Consuming Archives Completely

Prior to version 1.5 ZipArchiveInputStream would return null from getNextEntry or getNextZipEntry as soon as the first central directory header of the archive was found, leaving the whole central directory itself unread inside the stream. Starting with version 1.5 ZipArchiveInputStream will try to read the archive up to and including the "end of central directory" record effectively consuming the archive completely.

Symbolic Links

Starting with Compress 1.5 ZipArchiveEntry recognizes Unix Symbolic Link entries written by InfoZIP's zip.
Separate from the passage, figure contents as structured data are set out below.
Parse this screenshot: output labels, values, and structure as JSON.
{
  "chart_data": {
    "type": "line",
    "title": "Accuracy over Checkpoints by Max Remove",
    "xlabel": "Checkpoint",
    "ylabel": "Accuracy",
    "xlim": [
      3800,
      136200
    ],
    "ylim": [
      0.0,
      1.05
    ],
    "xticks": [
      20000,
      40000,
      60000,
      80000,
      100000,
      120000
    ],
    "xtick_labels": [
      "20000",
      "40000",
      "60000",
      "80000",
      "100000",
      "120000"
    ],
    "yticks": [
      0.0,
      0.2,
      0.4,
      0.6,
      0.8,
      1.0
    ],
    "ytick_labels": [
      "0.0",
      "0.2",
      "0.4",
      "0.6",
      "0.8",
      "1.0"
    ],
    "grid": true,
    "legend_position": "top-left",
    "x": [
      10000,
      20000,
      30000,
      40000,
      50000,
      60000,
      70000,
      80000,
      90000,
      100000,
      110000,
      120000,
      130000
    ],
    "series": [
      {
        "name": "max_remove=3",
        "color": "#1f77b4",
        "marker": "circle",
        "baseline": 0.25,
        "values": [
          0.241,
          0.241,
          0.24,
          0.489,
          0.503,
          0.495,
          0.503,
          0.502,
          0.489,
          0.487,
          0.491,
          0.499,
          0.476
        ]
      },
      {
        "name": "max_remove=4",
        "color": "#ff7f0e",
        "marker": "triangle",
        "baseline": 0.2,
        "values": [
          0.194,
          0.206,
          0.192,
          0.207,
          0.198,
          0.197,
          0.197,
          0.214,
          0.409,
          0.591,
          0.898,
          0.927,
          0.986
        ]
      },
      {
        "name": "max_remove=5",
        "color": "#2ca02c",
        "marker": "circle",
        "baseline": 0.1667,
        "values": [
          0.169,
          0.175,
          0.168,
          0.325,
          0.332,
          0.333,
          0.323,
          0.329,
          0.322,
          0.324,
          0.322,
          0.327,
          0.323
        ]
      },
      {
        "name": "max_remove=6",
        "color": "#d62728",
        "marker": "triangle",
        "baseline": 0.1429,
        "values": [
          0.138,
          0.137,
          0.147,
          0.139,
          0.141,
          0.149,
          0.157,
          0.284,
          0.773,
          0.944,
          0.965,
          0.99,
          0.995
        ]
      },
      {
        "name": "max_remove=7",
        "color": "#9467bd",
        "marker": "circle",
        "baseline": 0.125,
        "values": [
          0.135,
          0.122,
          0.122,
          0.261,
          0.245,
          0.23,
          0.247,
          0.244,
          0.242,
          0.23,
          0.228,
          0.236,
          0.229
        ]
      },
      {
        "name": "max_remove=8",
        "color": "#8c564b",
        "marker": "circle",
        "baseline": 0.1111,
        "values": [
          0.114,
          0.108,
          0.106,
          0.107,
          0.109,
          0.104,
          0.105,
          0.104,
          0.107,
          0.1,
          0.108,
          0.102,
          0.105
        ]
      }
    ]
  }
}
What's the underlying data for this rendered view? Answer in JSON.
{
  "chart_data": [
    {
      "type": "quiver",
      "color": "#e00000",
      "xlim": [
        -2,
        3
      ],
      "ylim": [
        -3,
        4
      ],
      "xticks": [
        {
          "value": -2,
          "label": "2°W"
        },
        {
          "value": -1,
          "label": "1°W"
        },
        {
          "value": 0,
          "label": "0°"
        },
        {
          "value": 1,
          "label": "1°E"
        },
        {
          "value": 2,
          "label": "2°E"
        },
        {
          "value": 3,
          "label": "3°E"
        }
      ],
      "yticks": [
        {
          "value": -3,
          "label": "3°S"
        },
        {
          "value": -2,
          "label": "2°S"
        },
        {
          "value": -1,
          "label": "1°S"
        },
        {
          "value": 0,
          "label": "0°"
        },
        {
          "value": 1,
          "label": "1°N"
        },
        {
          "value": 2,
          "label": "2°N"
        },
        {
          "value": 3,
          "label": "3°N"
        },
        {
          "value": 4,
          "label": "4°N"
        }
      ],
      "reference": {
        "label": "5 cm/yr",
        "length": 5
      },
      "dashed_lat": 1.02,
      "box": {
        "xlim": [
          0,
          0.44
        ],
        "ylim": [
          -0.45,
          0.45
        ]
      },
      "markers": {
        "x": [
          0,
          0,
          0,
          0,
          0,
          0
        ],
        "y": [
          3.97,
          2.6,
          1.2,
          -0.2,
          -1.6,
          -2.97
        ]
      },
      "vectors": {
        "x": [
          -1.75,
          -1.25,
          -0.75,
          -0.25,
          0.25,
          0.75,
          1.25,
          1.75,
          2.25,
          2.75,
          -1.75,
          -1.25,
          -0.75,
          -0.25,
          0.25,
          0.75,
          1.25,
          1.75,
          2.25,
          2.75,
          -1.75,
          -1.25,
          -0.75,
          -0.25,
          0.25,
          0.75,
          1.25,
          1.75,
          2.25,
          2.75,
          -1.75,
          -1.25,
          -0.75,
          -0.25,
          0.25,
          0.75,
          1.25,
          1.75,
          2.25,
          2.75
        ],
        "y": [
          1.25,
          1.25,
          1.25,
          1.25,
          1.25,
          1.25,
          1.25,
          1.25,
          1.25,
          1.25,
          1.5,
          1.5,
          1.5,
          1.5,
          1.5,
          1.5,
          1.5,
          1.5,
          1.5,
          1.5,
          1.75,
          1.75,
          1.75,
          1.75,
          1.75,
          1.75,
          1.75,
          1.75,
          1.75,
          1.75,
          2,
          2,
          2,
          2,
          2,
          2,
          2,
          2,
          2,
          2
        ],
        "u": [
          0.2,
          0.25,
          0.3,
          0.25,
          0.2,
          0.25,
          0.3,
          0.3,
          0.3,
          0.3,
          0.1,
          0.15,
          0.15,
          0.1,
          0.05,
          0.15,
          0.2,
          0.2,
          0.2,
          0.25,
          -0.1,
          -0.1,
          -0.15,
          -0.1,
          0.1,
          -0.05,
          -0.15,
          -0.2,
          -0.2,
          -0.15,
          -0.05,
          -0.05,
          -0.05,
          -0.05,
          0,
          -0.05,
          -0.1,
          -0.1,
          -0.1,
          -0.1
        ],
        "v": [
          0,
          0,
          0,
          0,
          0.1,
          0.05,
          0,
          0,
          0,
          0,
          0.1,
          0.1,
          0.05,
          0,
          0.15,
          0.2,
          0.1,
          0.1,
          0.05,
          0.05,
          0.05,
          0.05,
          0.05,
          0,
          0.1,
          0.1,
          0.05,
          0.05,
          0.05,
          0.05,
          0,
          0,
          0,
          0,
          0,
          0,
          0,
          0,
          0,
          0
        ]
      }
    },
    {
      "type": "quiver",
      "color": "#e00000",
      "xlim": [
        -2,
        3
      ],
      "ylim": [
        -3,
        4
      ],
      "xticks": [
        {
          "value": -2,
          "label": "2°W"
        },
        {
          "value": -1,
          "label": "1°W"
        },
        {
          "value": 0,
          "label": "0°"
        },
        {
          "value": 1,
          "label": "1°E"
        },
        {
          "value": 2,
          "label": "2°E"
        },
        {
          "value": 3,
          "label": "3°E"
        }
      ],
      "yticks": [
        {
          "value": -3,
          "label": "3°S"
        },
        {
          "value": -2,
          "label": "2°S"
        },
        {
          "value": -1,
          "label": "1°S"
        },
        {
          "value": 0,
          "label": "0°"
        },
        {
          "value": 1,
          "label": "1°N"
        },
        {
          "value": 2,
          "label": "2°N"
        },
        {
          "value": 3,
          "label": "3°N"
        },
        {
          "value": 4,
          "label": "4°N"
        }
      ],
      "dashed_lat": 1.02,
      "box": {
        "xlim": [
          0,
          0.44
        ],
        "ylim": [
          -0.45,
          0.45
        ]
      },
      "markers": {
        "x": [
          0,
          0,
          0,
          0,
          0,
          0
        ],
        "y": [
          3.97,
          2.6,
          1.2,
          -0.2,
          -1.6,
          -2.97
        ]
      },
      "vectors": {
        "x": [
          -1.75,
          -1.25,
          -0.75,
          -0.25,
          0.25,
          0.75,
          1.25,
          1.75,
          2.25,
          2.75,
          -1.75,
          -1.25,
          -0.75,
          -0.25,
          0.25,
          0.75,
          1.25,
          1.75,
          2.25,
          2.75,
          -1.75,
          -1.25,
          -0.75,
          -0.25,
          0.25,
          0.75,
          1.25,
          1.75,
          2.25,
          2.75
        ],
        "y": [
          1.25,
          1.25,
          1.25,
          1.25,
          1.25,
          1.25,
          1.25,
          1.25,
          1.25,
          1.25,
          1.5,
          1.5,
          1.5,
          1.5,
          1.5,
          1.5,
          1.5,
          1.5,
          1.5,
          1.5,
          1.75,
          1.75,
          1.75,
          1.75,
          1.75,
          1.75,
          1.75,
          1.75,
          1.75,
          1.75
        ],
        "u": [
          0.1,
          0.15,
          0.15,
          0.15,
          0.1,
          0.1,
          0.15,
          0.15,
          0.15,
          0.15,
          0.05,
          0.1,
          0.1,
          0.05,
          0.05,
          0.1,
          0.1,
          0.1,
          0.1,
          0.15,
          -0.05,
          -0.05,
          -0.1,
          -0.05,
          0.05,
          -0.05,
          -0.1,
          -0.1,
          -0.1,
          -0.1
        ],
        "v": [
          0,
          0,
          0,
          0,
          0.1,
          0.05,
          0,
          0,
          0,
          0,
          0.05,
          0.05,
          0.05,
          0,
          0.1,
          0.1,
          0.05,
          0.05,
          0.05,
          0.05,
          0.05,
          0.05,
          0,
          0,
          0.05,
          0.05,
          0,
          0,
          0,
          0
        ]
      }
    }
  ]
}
The ZipFile class contains a convenience method to read the link name of an entry. Basically all it does is read the contents of the entry and convert it to a string using the given file name encoding of the archive.

Parallel zip creation

Starting with Compress 1.10 there is now built-in support for parallel creation of zip archives

Multiple threads can write to their own ScatterZipOutputStream instance that is backed to file or to some user-implemented form of storage (implementing ScatterGatherBackingStore).

When the threads finish, they can join these streams together to a complete zip file using the writeTo method that will write a single ScatterOutputStream to a target ZipArchiveOutputStream.

To assist this process, clients can use ParallelScatterZipCreator that will handle threads pools and correct memory model consistency so the client can avoid these issues.

Until version 1.18, there was no guarantee of order of the entries when writing a Zip file with ParallelScatterZipCreator. In consequence, when writing well-formed Zip files this way, it was usually necessary to keep a separate ScatterZipOutputStream that received all directories and wrote this to the target ZipArchiveOutputStream before the ones created through ParallelScatterZipCreator. This was the responsibility of the client.

Starting with version 1.19, entries order is kept, then this specific handling of directories is not necessary any more.

See the examples section for a code sample demonstrating how to make a zip file.